The AI, developed by researchers at the Georgia Institute of Technology in the US, watches less than two minutes of gameplay video and then builds its own model of how the game operates by studying the frames and making predictions of future events, such as what path a character will choose or how enemies might react.
To get their AI agent to create an accurate predictive model that could account for all the physics of a 2D platform-style game, the team trained the AI on a single "speedrunner" video, where a player heads straight for the goal. This made "the training problem for the AI as difficult as possible."
Researhers trained their system with the popular Super Mario Bros and have started replicating the experiments with games like Mega Man and Sonic the Hedgehog as well.
"Our AI creates the predictive model without ever accessing the game's code, and makes significantly more accurate future event predictions than those of convolutional neural networks," said Matthew Guzdial, lead researcher and PhD student in computer science.
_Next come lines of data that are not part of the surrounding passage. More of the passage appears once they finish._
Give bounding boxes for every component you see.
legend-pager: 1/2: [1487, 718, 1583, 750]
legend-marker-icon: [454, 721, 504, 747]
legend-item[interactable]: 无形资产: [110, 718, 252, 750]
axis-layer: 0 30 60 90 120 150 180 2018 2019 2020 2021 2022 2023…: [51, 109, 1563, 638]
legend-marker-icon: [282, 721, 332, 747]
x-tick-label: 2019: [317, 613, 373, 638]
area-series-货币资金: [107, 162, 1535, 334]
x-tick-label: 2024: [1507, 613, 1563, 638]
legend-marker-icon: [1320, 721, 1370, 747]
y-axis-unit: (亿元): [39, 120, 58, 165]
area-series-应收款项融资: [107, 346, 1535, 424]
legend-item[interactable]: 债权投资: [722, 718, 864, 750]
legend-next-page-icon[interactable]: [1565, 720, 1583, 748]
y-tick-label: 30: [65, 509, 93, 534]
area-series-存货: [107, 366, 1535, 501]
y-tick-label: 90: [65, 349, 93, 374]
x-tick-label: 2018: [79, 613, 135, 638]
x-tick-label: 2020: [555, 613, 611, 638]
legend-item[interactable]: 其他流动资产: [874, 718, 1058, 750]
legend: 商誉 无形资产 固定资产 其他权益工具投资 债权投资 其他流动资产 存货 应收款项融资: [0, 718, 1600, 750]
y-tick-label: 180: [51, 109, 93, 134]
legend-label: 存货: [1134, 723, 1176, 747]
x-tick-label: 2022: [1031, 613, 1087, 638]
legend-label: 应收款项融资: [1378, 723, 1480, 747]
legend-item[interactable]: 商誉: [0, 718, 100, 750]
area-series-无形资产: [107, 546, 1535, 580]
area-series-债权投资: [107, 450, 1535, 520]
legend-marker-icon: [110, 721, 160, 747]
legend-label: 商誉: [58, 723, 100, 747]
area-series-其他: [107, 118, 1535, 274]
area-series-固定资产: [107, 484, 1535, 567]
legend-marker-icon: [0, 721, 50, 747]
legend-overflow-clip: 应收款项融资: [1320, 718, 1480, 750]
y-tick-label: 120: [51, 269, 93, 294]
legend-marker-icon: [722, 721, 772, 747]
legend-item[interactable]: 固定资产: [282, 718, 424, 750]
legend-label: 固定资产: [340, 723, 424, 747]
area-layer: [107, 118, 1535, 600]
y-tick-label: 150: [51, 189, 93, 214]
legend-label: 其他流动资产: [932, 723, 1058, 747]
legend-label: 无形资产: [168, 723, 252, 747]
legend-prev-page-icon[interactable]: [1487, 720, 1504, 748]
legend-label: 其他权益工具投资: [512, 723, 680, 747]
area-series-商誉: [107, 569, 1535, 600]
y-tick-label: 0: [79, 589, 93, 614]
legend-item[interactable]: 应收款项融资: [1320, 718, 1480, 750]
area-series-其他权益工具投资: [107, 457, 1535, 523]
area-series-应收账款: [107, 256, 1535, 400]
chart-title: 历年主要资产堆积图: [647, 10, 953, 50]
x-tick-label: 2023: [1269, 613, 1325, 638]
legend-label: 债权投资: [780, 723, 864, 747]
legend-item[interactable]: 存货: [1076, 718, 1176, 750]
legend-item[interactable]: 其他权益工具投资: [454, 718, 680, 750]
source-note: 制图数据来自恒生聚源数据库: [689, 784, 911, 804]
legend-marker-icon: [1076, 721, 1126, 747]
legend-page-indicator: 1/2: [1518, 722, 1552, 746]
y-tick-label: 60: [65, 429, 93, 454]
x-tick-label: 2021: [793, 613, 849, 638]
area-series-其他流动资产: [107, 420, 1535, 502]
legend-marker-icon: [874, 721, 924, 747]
"A single video won't produce a perfect clone of the game engine, but by training the AI on just a few additional videos you get something that's pretty close," said Guzdial.
They next tested how well the cloned engine would perform in actual gameplay. They employed a second AI to play the game level and ensure the game's protagonist would not fall through solid floors or go undamaged if hit by an enemy.
The AI playing with the cloned engine proved indistinguishable compared to an AI playing the original game engine, researchers said.
"The technique relies on a relatively simple search algorithm that searches through possible sets of rules that can best predict a set of frame transitions," said Mark Riedl, associate professor of Interactive Computing at Georgia Tech.
"To our knowledge this represents the first AI technique to learn a game engine and simulate a game world with gameplay footage," Reidl said.